As the author, I would invite you to try protobuf-net; it ships with binaries for both mono 2.0 and silverlight 2.0, and is fast and efficient. If you have any problems whatsoever, just drop me an e-mail (see my stackoverflow profile); support is free.

Jon's version (see the earlier accepted answer) is also very good, but IMO the protobuf-net version is more idiomatic for C# - Jon's would be ideal if you were talking C# to java, so you could have a similar API at both ends.

Marc Gravell
I am already experimenting with protobuf-net, really great work, thanks a lot!
Dennis Kempin
Is adding the ProtoContract attribute to classes and ProtoMember attribute to the members necessary for using your library?
Binoj Antony
@Binoj - with "v1" (the current pre-compiled downloadable dll) "yes". However, "v2" fixes this (see http://marcgravell.blogspot.com/2010/02/protobuf-net-v2-on-iphone.html for full "v2" details). It isn't feature-complete yet (and to play with it you'd have to compile from the trunk), but the existing "v2" code works fine for a range of simple messages.
Marc Gravell
@Binoj - as a separate note; it doesn't *have* to be `ProtoContract` - it will also work with `[XmlType]+[XmlElement(Order=n)]` or `[DataContract]+[DataMember(Order=n)]`.
Marc Gravell
@Marc - Thanx for effort!
Binoj Antony
A: 

I had a very similar problem - saving to a file. But the following can also be used over a network as it was actually designed for remoting.

The solution is to use Simon Hewitt's library - see Optimizing Serialization in .NET - part 2.

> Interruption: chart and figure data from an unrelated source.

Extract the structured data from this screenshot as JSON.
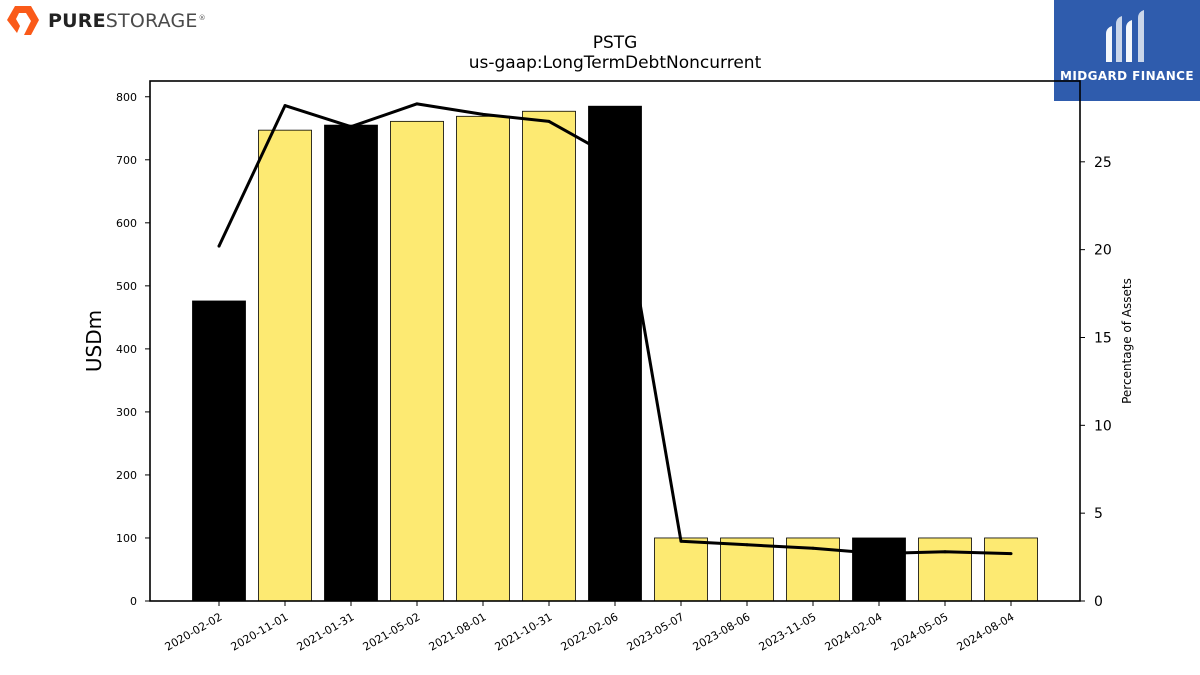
{
  "header": {
    "brand_bold": "PURE",
    "brand_light": "STORAGE",
    "brand_mark": "®",
    "sponsor_name": "MIDGARD FINANCE"
  },
  "colors": {
    "bar_yellow": "#fdea72",
    "bar_black": "#000000",
    "line": "#000000",
    "brand_orange": "#fa5a19",
    "sponsor_blue": "#2f5cad"
  },
  "chart_data": {
    "type": "bar",
    "title": "PSTG",
    "subtitle": "us-gaap:LongTermDebtNoncurrent",
    "ylabel": "USDm",
    "y2label": "Percentage of Assets",
    "categories": [
      "2020-02-02",
      "2020-11-01",
      "2021-01-31",
      "2021-05-02",
      "2021-08-01",
      "2021-10-31",
      "2022-02-06",
      "2023-05-07",
      "2023-08-06",
      "2023-11-05",
      "2024-02-04",
      "2024-05-05",
      "2024-08-04"
    ],
    "series": [
      {
        "kind": "bar",
        "axis": "left",
        "values": [
          476,
          747,
          755,
          761,
          769,
          777,
          785,
          100,
          100,
          100,
          100,
          100,
          100
        ],
        "bar_colors": [
          "black",
          "yellow",
          "black",
          "yellow",
          "yellow",
          "yellow",
          "black",
          "yellow",
          "yellow",
          "yellow",
          "black",
          "yellow",
          "yellow"
        ]
      },
      {
        "kind": "line",
        "axis": "right",
        "values": [
          20.2,
          28.2,
          27.0,
          28.3,
          27.7,
          27.3,
          25.2,
          3.4,
          3.2,
          3.0,
          2.7,
          2.8,
          2.7
        ]
      }
    ],
    "ylim": [
      0,
      825
    ],
    "yticks": [
      0,
      100,
      200,
      300,
      400,
      500,
      600,
      700,
      800
    ],
    "y2lim": [
      0,
      29.6
    ],
    "y2ticks": [
      0,
      5,
      10,
      15,
      20,
      25
    ],
    "grid": false,
    "legend": "none"
  }
}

Part 1 of the article states (the bold is my emphasis): "... If you've ever used .NET remoting for large amounts of data, you will have found that there are problems with scalability. For small amounts of data, it works well enough, but larger amounts take a lot of CPU and memory, generate massive amounts of data for transmission, and can fail with Out Of Memory exceptions. There is also a big problem with the time taken to actually perform the serialization - large amounts of data can make it unfeasible for use in apps ...."

I got a similar result for my particular application, 40 times faster saving and 20 times faster loading (from minutes to seconds). The size of the serialised data was also much reduced. I don't remember exactly, but it was at least 2-3 times.

It is quite easy to get started. However there is one gotcha: only use .NET serialisation for the very highest level datastructure (to get serialisation/deserialisation started) and then call the serialisation/deserialisation functions directly for the fields in the highest level datastructure. Otherwise there will not be any speed-up... For instance if a particular data structure (say Generic.List) is not supported by the library then .NET serialisation will used instead and this is a no-no. Instead serialise the list in client code (or similar). For an example see near "'This is our own encoding." in the same function as listed below.

For reference: code from my application - see near "Note: this is the only place where we use the built-in .NET ...".

Peter Mortensen
+2  A: 

I have some benchmarks for the leading .NET serializers available based on the Northwind dataset.

@marcgravell binary protobuf-net is the fastest implementations benchmarked that is about 7x faster than Microsoft fastest serializer available (the XML DataContractSerializer) in the BCL.

I also maintain some open-source high-performance .NET text serializers as well:

  • JSV TypeSerializer a compact, clean, JSON+CSV-like format that's 3.1x quicker than the DataContractSerializer
  • as well as a JsonSerializer that's 2.6x quicker.